Nutzt ihr im Unterricht gendergerechte Sprache?

  • Ist das nicht genau Sinn der Sache? Man nutzt das generische Maskulinum doch genau dann, wenn einem spezifische Eigenschaften der Mitglieder einer Gruppe für den benötigten Sachzusammenhang egal sind, und man lediglich einen Oberbegriff für diese Gruppe benötigt.

    Das hat man früher so gemacht. Da es aber auch eine Gruppe Männer meinen kann, ist im Nachhinein nicht mehr klar, ob spezifische Eigenschaften mitgemeint wurden oder nicht ;) Das wird doch aber eigentlich aus dem von dir zitierten Text deutlich.

  • Die Sache ist, dass es in vielen Aussagen unerheblich ist, welche spezifischen Eigenschaften einzelne Mitglieder einer Gruppe haben. Es wäre genau dann von Vorteil, wenn das Hinzufügen der Geschlechtszugehörigkeit der Mitglieder oder auch deren Altersgruppe(n), Religionszugehörigkeit oder Sexualität sinnverändernd für die Aussagenintention ist. Das ist z.B. bei der Aussage "Alle Grundschullehrer erhalten jetzt A13." nicht der Fall. Die einzige Eigenschaft, die für diesen Zusammenhang von Relevanz ist, wäre die Bundeslandzugehörigkeit.

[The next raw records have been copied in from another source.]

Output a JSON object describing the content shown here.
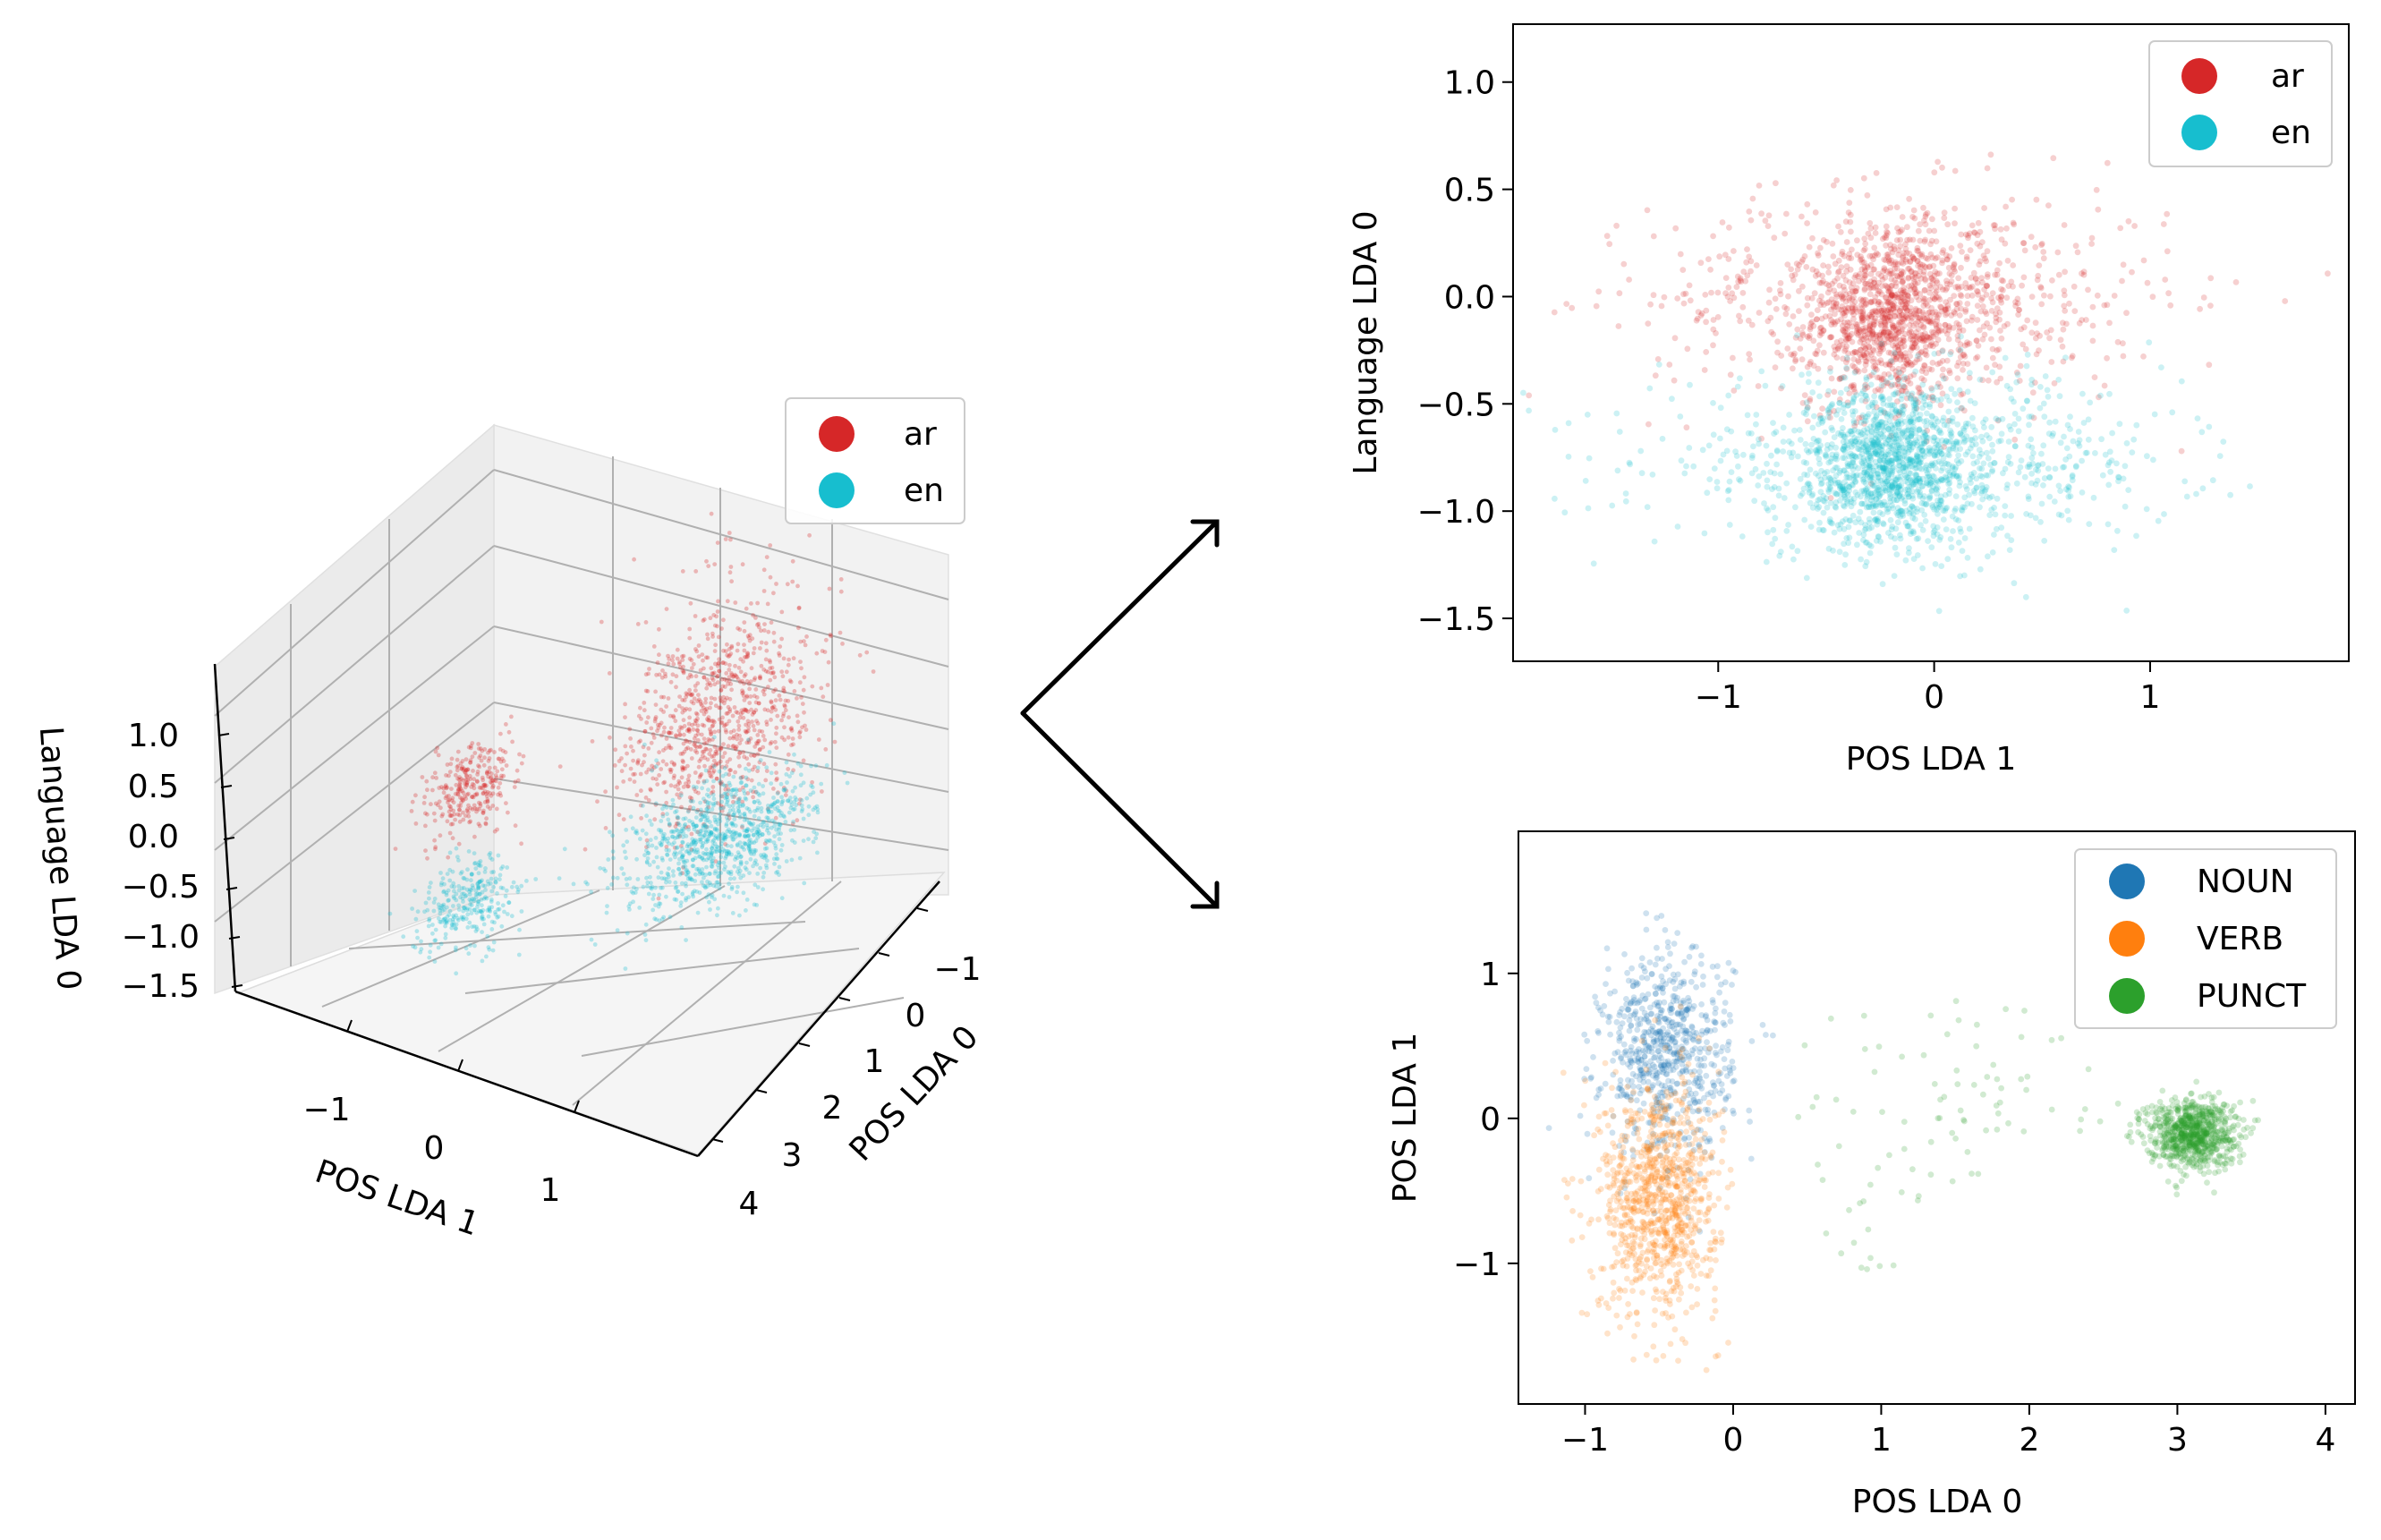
{
  "colors": {
    "ar": "#d62728",
    "en": "#17becf",
    "NOUN": "#1f77b4",
    "VERB": "#ff7f0e",
    "PUNCT": "#2ca02c"
  },
  "chart_data": [
    {
      "id": "3d",
      "type": "scatter",
      "projection": "3d",
      "xlabel": "POS LDA 0",
      "ylabel": "POS LDA 1",
      "zlabel": "Language LDA 0",
      "x_ticks": [
        "−1",
        "0",
        "1",
        "2",
        "3",
        "4"
      ],
      "y_ticks": [
        "−1",
        "0",
        "1"
      ],
      "z_ticks": [
        "1.0",
        "0.5",
        "0.0",
        "−0.5",
        "−1.0",
        "−1.5"
      ],
      "legend": [
        "ar",
        "en"
      ],
      "series": [
        {
          "name": "ar",
          "clusters": [
            {
              "pos0": 3.1,
              "pos1": -0.1,
              "lang": 0.05,
              "sd": [
                0.3,
                0.6,
                0.35
              ],
              "n": 900
            },
            {
              "pos0": -0.6,
              "pos1": -0.1,
              "lang": 0.0,
              "sd": [
                0.25,
                0.25,
                0.15
              ],
              "n": 300
            }
          ]
        },
        {
          "name": "en",
          "clusters": [
            {
              "pos0": 3.1,
              "pos1": -0.1,
              "lang": -0.75,
              "sd": [
                0.3,
                0.6,
                0.2
              ],
              "n": 900
            },
            {
              "pos0": -0.6,
              "pos1": -0.1,
              "lang": -0.75,
              "sd": [
                0.25,
                0.25,
                0.15
              ],
              "n": 300
            }
          ]
        }
      ]
    },
    {
      "id": "lang",
      "type": "scatter",
      "xlabel": "POS LDA 1",
      "ylabel": "Language LDA 0",
      "xlim": [
        -1.95,
        1.92
      ],
      "ylim": [
        -1.7,
        1.27
      ],
      "x_ticks": [
        {
          "v": -1,
          "label": "−1"
        },
        {
          "v": 0,
          "label": "0"
        },
        {
          "v": 1,
          "label": "1"
        }
      ],
      "y_ticks": [
        {
          "v": 1.0,
          "label": "1.0"
        },
        {
          "v": 0.5,
          "label": "0.5"
        },
        {
          "v": 0.0,
          "label": "0.0"
        },
        {
          "v": -0.5,
          "label": "−0.5"
        },
        {
          "v": -1.0,
          "label": "−1.0"
        },
        {
          "v": -1.5,
          "label": "−1.5"
        }
      ],
      "legend": [
        "ar",
        "en"
      ],
      "series": [
        {
          "name": "ar",
          "clusters": [
            {
              "x": -0.2,
              "y": -0.1,
              "sdx": 0.18,
              "sdy": 0.2,
              "n": 900
            },
            {
              "x": -0.1,
              "y": 0.0,
              "sdx": 0.6,
              "sdy": 0.25,
              "n": 700
            }
          ]
        },
        {
          "name": "en",
          "clusters": [
            {
              "x": -0.2,
              "y": -0.78,
              "sdx": 0.18,
              "sdy": 0.18,
              "n": 900
            },
            {
              "x": -0.1,
              "y": -0.78,
              "sdx": 0.6,
              "sdy": 0.2,
              "n": 800
            }
          ]
        }
      ]
    },
    {
      "id": "pos",
      "type": "scatter",
      "xlabel": "POS LDA 0",
      "ylabel": "POS LDA 1",
      "xlim": [
        -1.45,
        4.2
      ],
      "ylim": [
        -1.97,
        1.98
      ],
      "x_ticks": [
        {
          "v": -1,
          "label": "−1"
        },
        {
          "v": 0,
          "label": "0"
        },
        {
          "v": 1,
          "label": "1"
        },
        {
          "v": 2,
          "label": "2"
        },
        {
          "v": 3,
          "label": "3"
        },
        {
          "v": 4,
          "label": "4"
        }
      ],
      "y_ticks": [
        {
          "v": 1,
          "label": "1"
        },
        {
          "v": 0,
          "label": "0"
        },
        {
          "v": -1,
          "label": "−1"
        }
      ],
      "legend": [
        "NOUN",
        "VERB",
        "PUNCT"
      ],
      "series": [
        {
          "name": "NOUN",
          "clusters": [
            {
              "x": -0.45,
              "y": 0.45,
              "sdx": 0.22,
              "sdy": 0.35,
              "n": 700
            }
          ]
        },
        {
          "name": "VERB",
          "clusters": [
            {
              "x": -0.5,
              "y": -0.55,
              "sdx": 0.2,
              "sdy": 0.4,
              "n": 900
            }
          ]
        },
        {
          "name": "PUNCT",
          "clusters": [
            {
              "x": 3.1,
              "y": -0.1,
              "sdx": 0.15,
              "sdy": 0.12,
              "n": 800
            },
            {
              "x": 1.6,
              "y": 0.1,
              "sdx": 0.55,
              "sdy": 0.35,
              "n": 70
            },
            {
              "x": 0.85,
              "y": -0.6,
              "sdx": 0.15,
              "sdy": 0.35,
              "n": 20
            }
          ]
        }
      ]
    }
  ]
}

  • Ja und? Wenn ich Buddhisten und Buddhistinnen meine oder Menschen über 60, sage ich das so. Und wenn ich Studentinnen meine, sage ich nicht Studenten.


    Edit: in deinem Beispiel würde ich mich wundern, warum Grundschullehrerinnen nicht A13 kriegen sollen.

  • Die Tendenz geht dahin, dass „Lehrer“ nicht länger generisch wahrgenommen oder akzeptiert wird, gerade weil es auch die maskuline Form ist.

    Man weicht auf Lehrkräfte oder Lehrende aus:

    „Alle Lehrkräfte an Grundschulen sollen A13 bekommen.“


    Weil aber „Lehrkräfte“ unpersönlich ist, sucht man auch etwas, was wie „Lehrer“ gebraucht werden kann und alle einbezieht. Daraus wird u.a. Lehrer:innen, der Doppelpunkt war ein Vorschlag, weil er im digital vorgesprochenen Text die Kennzeichnung hörbar werden lässt.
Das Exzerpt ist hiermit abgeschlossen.